Mississippi judges consider other issues when making a division of marital property as well. If one spouse owns considerable separate property, a judge might determine that he, therefore, needs less than 50 percent of the couple’s marital property. Courts might also award one spouse more property in lieu of alimony or spousal support. If spouses don’t want a court to weigh all individual circumstances when deciding property issues, they can arrive at their own agreement through negotiations. Judges will usually honor any such agreement, unless it is grossly unfair to one spouse or the other. Mississippi law also recognizes prenuptial agreements and, as such, one spouse can waive an interest in marital property or the other's separate property if she chooses to do so.

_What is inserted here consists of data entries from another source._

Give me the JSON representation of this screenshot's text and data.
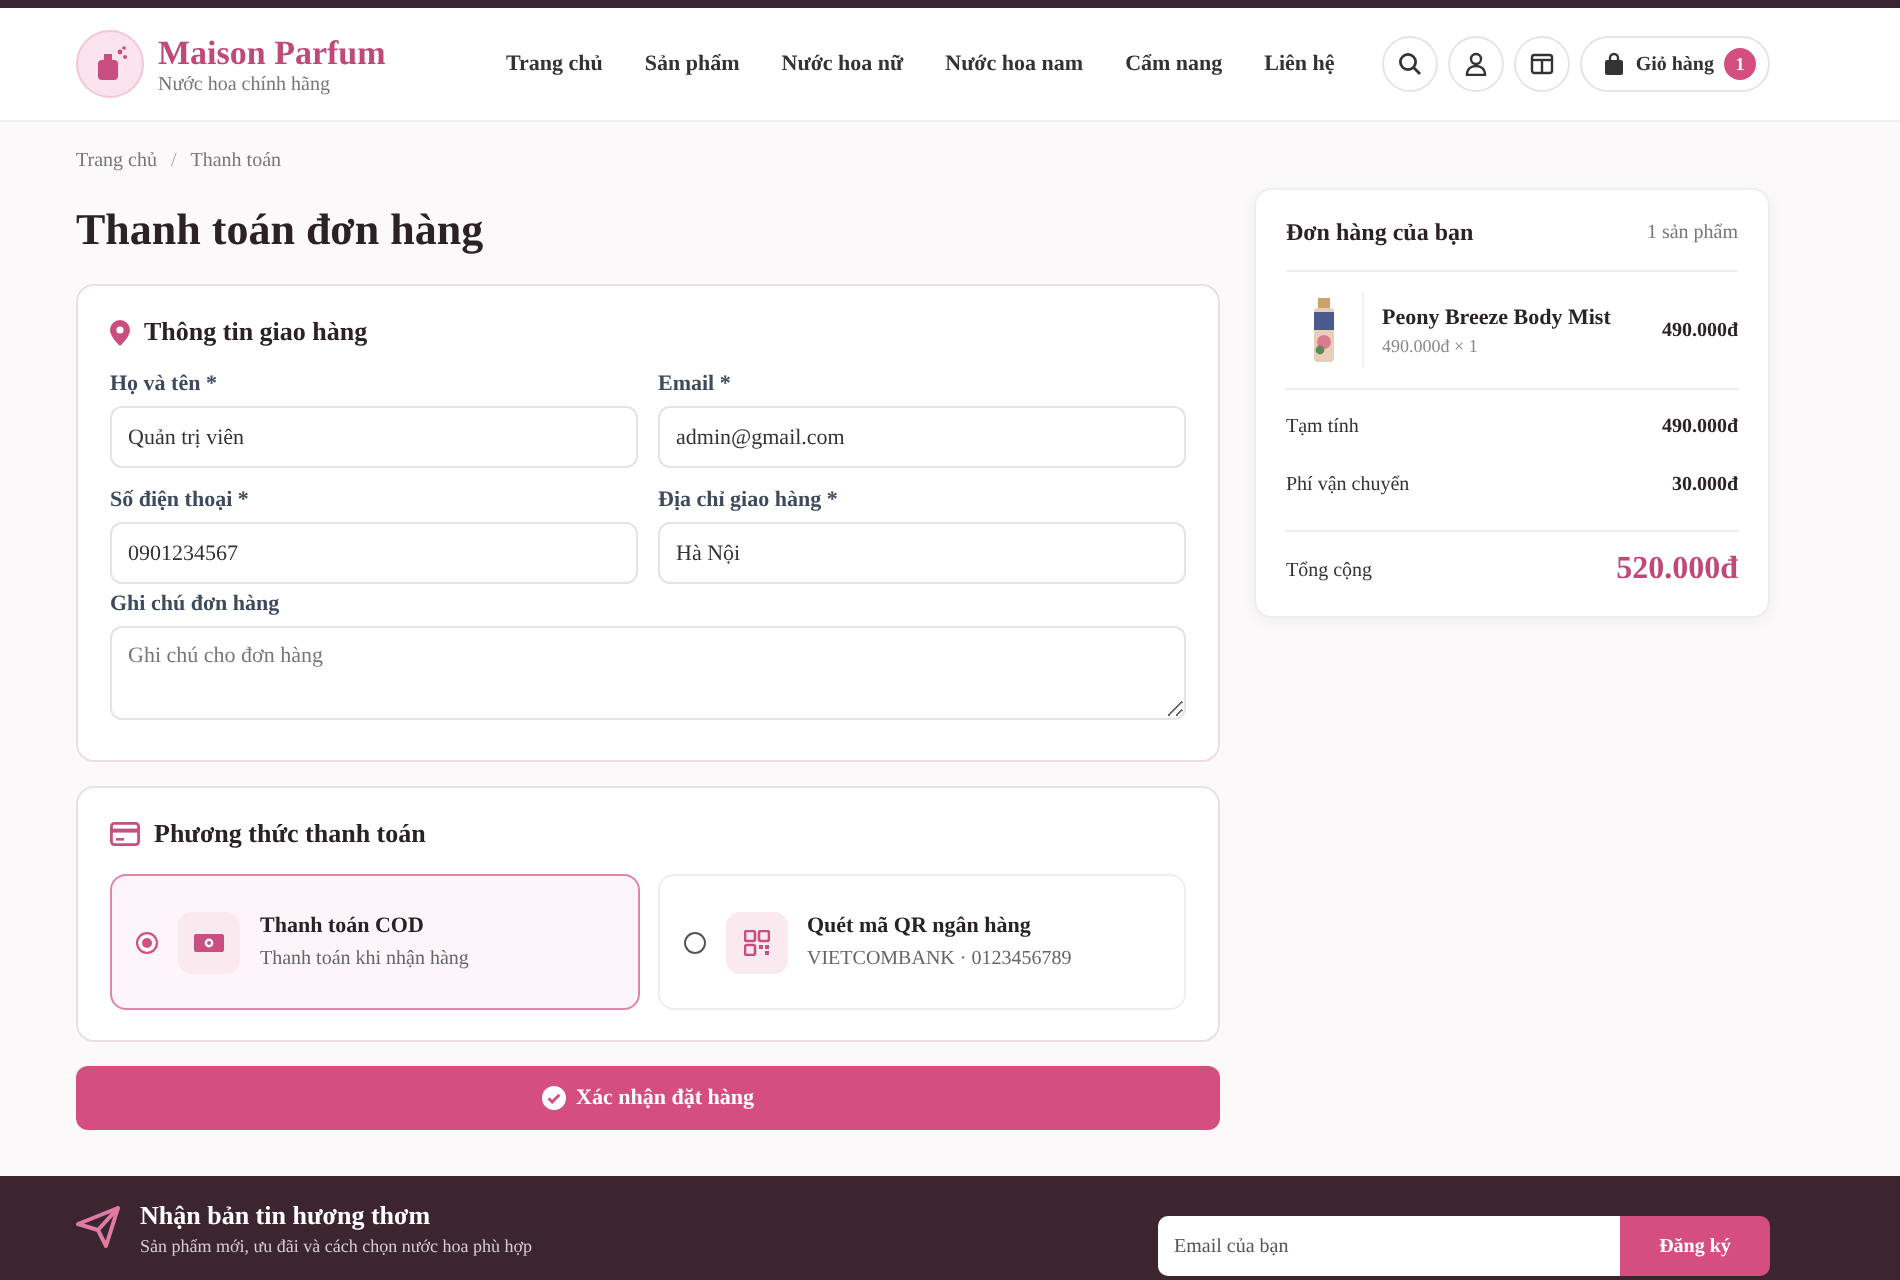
{
  "header": {
    "brand": "Maison Parfum",
    "tagline": "Nước hoa chính hãng",
    "nav": [
      {
        "label": "Trang chủ"
      },
      {
        "label": "Sản phẩm"
      },
      {
        "label": "Nước hoa nữ"
      },
      {
        "label": "Nước hoa nam"
      },
      {
        "label": "Cẩm nang"
      },
      {
        "label": "Liên hệ"
      }
    ],
    "cart": {
      "label": "Giỏ hàng",
      "count": "1"
    }
  },
  "breadcrumb": [
    "Trang chủ",
    "Thanh toán"
  ],
  "breadcrumb_separator": "/",
  "title": "Thanh toán đơn hàng",
  "shipping": {
    "heading": "Thông tin giao hàng",
    "fields": [
      {
        "label": "Họ và tên *",
        "value": "Quản trị viên"
      },
      {
        "label": "Email *",
        "value": "admin@gmail.com"
      },
      {
        "label": "Số điện thoại *",
        "value": "0901234567"
      },
      {
        "label": "Địa chỉ giao hàng *",
        "value": "Hà Nội"
      }
    ],
    "note": {
      "label": "Ghi chú đơn hàng",
      "placeholder": "Ghi chú cho đơn hàng"
    }
  },
  "payment": {
    "heading": "Phương thức thanh toán",
    "methods": [
      {
        "kind": "cash",
        "title": "Thanh toán COD",
        "subtitle": "Thanh toán khi nhận hàng",
        "selected": true
      },
      {
        "kind": "qr",
        "title": "Quét mã QR ngân hàng",
        "subtitle": "VIETCOMBANK · 0123456789",
        "selected": false
      }
    ]
  },
  "submit": "Xác nhận đặt hàng",
  "summary": {
    "heading": "Đơn hàng của bạn",
    "count": "1 sản phẩm",
    "items": [
      {
        "kind": "picture",
        "name": "Peony Breeze Body Mist",
        "qty": "490.000đ × 1",
        "price": "490.000đ"
      }
    ],
    "lines": [
      {
        "label": "Tạm tính",
        "value": "490.000đ"
      },
      {
        "label": "Phí vận chuyển",
        "value": "30.000đ"
      }
    ],
    "total": {
      "label": "Tổng cộng",
      "value": "520.000đ"
    }
  },
  "newsletter": {
    "heading": "Nhận bản tin hương thơm",
    "text": "Sản phẩm mới, ưu đãi và cách chọn nước hoa phù hợp",
    "placeholder": "Email của bạn",
    "button": "Đăng ký"
  }
}
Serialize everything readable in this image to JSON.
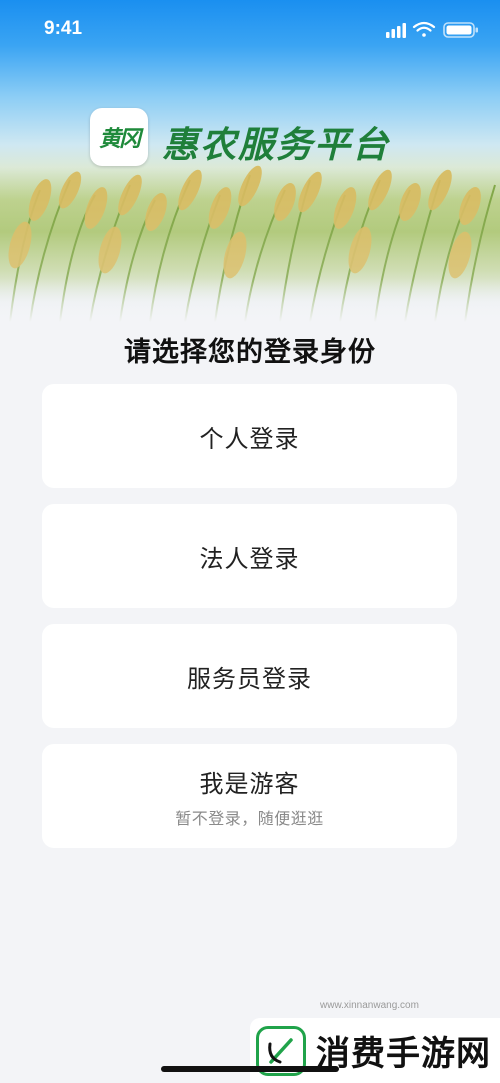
{
  "status_bar": {
    "time": "9:41",
    "icons": [
      "signal-icon",
      "wifi-icon",
      "battery-icon"
    ]
  },
  "header": {
    "logo_tile_text": "黄冈",
    "title": "惠农服务平台"
  },
  "main": {
    "heading": "请选择您的登录身份",
    "options": [
      {
        "label": "个人登录",
        "sublabel": ""
      },
      {
        "label": "法人登录",
        "sublabel": ""
      },
      {
        "label": "服务员登录",
        "sublabel": ""
      },
      {
        "label": "我是游客",
        "sublabel": "暂不登录，随便逛逛"
      }
    ]
  },
  "watermark": {
    "text": "消费手游网",
    "url": "www.xinnanwang.com"
  },
  "colors": {
    "page_bg": "#f3f4f7",
    "card_bg": "#ffffff",
    "brand_green": "#1f7f3a",
    "sky_blue": "#1a8ff0"
  }
}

Technically, Mississippi courts do not consider marital misconduct when dividing property. The law does not allow judges to make punitive awards, such as awarding additional property to the wronged spouse if the other abused her or committed adultery. However, judges can take certain types of misconduct into consideration such as a spouse squandering or wasting assets, or if a spouse deliberately transferred property out of the marital estate to avoid losing a portion of it through equitable distribution. In these cases, a judge may award some of that spouse's separate property to his partner to avoid having her pay for her partner's wrongdoing by receiving less property than she would have if he had not committed these acts.